Ambient Light: The existing, or ambient, light was not a factor in the initial series of photos. In fact, the 1/500 of a second exposure time was chosen to minimize any influence it would have on the foreground exposures. When when you start utilizing the background as part of the overall composition of your image, the background exposure becomes more important. Remember, the aperture controls the flash exposure, and must be set first and left alone. The exposure time controls the ambient light, which in most cases, will be the background. This you'll do with the shutter speed.


In this second series of photos, I left the aperture set to F 8.0 and lengthened the exposure time in one stop increments. Notice that the background gets lighter as the exposure time gets longer, exactly what you'd expect. However, when the exposure time reaches 1/30 of a second, you'll see that my face is starting to get lighter. At this point, the ambient light is now strong enough to add to the light provided by the flash, giving me a lighter foreground (face). This illustrates some of the problems you'll encounter whenever you try to match ambient with supplemental flash. A simple solution is to minimize the ambient's influence on the foreground in any way you can.


1/125 of a second, F 5.6, ISO 200, bounced flash at full power.

For this last shot, I stood in the alcove of my hotel's entrance, effectively blocking all of the natural ambient lighting. I bounced the flash off of the walls and ceiling and had to both increase my flash output to 100% and narrow the beam angle to 105mm to compensate for the light loss whenever bounce flash is used. I made the shot, called it good, and left for breakfast.

On viewing the image, I was bothered by how artificial it looked. Then it occurred to me: The soft and even bounce flash didn't look right when compared to the relatively contrasty morning light.
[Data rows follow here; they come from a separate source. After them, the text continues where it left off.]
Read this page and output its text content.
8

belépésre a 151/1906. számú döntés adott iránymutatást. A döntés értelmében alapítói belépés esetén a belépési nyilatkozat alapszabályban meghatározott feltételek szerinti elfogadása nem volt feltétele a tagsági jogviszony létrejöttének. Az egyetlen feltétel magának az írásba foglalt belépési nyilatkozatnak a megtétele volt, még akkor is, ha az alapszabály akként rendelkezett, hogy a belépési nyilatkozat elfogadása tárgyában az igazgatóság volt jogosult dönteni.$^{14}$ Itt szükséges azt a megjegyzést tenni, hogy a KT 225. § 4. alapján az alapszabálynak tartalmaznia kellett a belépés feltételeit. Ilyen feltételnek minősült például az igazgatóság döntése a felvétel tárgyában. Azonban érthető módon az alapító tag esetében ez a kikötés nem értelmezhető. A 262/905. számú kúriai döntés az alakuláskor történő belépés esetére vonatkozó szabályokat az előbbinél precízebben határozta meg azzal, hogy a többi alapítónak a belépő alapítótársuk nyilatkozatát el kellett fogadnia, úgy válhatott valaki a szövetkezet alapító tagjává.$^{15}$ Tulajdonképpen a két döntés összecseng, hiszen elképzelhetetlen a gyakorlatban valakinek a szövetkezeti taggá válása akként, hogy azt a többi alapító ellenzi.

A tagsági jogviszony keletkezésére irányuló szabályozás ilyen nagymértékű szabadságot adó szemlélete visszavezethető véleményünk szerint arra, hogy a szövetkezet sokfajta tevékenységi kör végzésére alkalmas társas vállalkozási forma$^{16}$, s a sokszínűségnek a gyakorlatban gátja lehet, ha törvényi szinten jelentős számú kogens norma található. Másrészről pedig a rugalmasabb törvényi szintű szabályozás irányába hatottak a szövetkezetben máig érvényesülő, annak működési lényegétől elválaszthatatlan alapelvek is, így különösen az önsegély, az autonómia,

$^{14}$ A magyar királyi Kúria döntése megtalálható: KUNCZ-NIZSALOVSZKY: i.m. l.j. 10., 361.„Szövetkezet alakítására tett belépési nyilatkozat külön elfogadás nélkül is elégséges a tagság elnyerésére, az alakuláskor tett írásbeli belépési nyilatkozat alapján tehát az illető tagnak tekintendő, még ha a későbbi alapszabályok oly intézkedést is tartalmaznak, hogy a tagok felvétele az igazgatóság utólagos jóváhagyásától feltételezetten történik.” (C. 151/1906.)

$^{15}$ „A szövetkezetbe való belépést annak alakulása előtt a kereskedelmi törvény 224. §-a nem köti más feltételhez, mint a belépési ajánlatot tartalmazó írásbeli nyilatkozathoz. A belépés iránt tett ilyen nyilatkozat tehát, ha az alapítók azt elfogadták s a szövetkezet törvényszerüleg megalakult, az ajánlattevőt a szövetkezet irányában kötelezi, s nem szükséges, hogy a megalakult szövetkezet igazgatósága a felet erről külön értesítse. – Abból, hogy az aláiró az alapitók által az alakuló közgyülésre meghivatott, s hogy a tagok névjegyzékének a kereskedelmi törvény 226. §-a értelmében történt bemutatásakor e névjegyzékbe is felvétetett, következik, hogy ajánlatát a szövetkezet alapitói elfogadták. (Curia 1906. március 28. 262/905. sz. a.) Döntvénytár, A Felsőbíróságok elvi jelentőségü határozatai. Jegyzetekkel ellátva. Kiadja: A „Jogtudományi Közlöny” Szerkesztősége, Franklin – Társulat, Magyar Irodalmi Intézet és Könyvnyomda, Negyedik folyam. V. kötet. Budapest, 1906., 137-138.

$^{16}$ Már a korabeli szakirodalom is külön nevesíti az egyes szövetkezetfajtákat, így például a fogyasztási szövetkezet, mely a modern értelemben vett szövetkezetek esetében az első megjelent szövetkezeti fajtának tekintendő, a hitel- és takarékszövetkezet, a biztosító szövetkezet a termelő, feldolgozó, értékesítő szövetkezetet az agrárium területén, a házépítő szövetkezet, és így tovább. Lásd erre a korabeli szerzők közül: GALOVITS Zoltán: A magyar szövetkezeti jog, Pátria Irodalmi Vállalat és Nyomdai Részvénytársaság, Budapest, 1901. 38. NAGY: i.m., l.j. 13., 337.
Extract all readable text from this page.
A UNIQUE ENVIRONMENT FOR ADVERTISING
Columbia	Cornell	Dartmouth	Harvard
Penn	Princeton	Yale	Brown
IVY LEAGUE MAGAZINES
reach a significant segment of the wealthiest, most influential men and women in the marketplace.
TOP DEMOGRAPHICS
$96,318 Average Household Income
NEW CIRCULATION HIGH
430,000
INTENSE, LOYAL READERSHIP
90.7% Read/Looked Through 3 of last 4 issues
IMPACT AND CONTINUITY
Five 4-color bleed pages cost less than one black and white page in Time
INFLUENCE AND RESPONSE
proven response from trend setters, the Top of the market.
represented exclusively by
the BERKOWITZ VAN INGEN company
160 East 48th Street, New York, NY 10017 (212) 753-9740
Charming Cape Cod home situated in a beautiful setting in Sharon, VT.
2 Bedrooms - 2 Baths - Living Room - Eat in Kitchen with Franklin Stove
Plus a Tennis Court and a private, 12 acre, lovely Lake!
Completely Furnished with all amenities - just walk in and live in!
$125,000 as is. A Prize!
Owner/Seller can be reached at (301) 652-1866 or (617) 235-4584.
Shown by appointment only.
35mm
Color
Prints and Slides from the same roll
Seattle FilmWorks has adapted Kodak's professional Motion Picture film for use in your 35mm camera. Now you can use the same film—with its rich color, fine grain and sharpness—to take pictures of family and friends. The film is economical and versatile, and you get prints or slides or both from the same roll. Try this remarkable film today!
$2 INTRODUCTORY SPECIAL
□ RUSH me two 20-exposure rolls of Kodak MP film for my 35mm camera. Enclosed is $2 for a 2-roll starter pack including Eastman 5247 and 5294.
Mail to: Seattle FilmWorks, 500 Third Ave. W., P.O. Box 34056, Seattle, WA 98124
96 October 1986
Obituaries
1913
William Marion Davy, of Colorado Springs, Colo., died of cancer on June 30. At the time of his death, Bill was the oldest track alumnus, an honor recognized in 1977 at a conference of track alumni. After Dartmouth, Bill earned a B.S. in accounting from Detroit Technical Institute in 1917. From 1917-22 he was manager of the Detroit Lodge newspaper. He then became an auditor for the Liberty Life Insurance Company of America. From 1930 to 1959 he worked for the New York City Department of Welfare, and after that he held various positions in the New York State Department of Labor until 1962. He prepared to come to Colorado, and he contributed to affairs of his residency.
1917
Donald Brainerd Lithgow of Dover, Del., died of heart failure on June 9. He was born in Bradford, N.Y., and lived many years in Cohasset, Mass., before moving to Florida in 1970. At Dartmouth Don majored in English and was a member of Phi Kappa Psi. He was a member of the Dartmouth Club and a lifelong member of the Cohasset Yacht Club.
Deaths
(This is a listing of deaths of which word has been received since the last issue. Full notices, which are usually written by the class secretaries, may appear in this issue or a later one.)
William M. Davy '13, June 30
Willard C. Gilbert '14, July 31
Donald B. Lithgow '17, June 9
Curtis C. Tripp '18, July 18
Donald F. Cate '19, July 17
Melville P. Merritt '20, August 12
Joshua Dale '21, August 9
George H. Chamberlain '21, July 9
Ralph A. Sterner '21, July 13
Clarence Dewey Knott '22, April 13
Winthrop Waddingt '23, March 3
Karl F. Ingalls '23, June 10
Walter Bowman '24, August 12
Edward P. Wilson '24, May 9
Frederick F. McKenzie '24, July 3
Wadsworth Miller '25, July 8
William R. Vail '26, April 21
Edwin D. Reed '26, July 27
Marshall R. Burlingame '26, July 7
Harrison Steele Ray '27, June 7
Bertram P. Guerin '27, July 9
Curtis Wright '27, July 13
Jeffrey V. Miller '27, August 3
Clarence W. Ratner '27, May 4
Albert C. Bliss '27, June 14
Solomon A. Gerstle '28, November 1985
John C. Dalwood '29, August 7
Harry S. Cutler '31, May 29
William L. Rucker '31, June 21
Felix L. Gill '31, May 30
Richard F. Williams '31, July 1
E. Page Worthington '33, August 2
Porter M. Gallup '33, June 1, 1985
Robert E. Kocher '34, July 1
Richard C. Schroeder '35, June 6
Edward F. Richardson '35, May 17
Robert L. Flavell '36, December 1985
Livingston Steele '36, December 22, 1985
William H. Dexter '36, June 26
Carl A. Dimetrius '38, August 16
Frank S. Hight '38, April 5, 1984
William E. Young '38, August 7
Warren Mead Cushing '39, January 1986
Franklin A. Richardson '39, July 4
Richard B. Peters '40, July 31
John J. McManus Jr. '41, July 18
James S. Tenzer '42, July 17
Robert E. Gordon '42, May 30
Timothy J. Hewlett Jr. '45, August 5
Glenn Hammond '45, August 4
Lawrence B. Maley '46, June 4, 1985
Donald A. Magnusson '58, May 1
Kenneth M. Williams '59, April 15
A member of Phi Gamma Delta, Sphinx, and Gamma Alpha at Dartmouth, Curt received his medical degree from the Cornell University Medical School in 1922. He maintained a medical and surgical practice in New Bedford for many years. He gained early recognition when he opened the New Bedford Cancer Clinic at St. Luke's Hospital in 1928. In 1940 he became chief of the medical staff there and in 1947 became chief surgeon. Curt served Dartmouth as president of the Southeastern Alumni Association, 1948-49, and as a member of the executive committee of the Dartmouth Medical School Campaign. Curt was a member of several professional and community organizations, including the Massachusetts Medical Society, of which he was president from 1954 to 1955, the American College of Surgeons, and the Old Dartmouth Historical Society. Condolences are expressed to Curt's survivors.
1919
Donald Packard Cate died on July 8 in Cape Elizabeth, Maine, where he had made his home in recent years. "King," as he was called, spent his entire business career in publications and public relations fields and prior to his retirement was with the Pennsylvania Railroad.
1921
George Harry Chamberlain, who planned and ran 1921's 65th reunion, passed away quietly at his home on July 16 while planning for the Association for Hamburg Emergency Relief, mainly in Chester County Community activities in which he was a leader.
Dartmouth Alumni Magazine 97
The prominent background shadows don't match those in the foreground, something I hadn't thought about at the time.

Determining you own custom guide number can be an interesting exercise in understanding how flash works. But in researching this post, I learning something more profound when I examined that last image. Obtaining a properly exposed image is only half the battle. The continuity of lighting, or put another way its believability, is the finishing touch that can make, or break, the photo.

*It has something to do with the square root of two.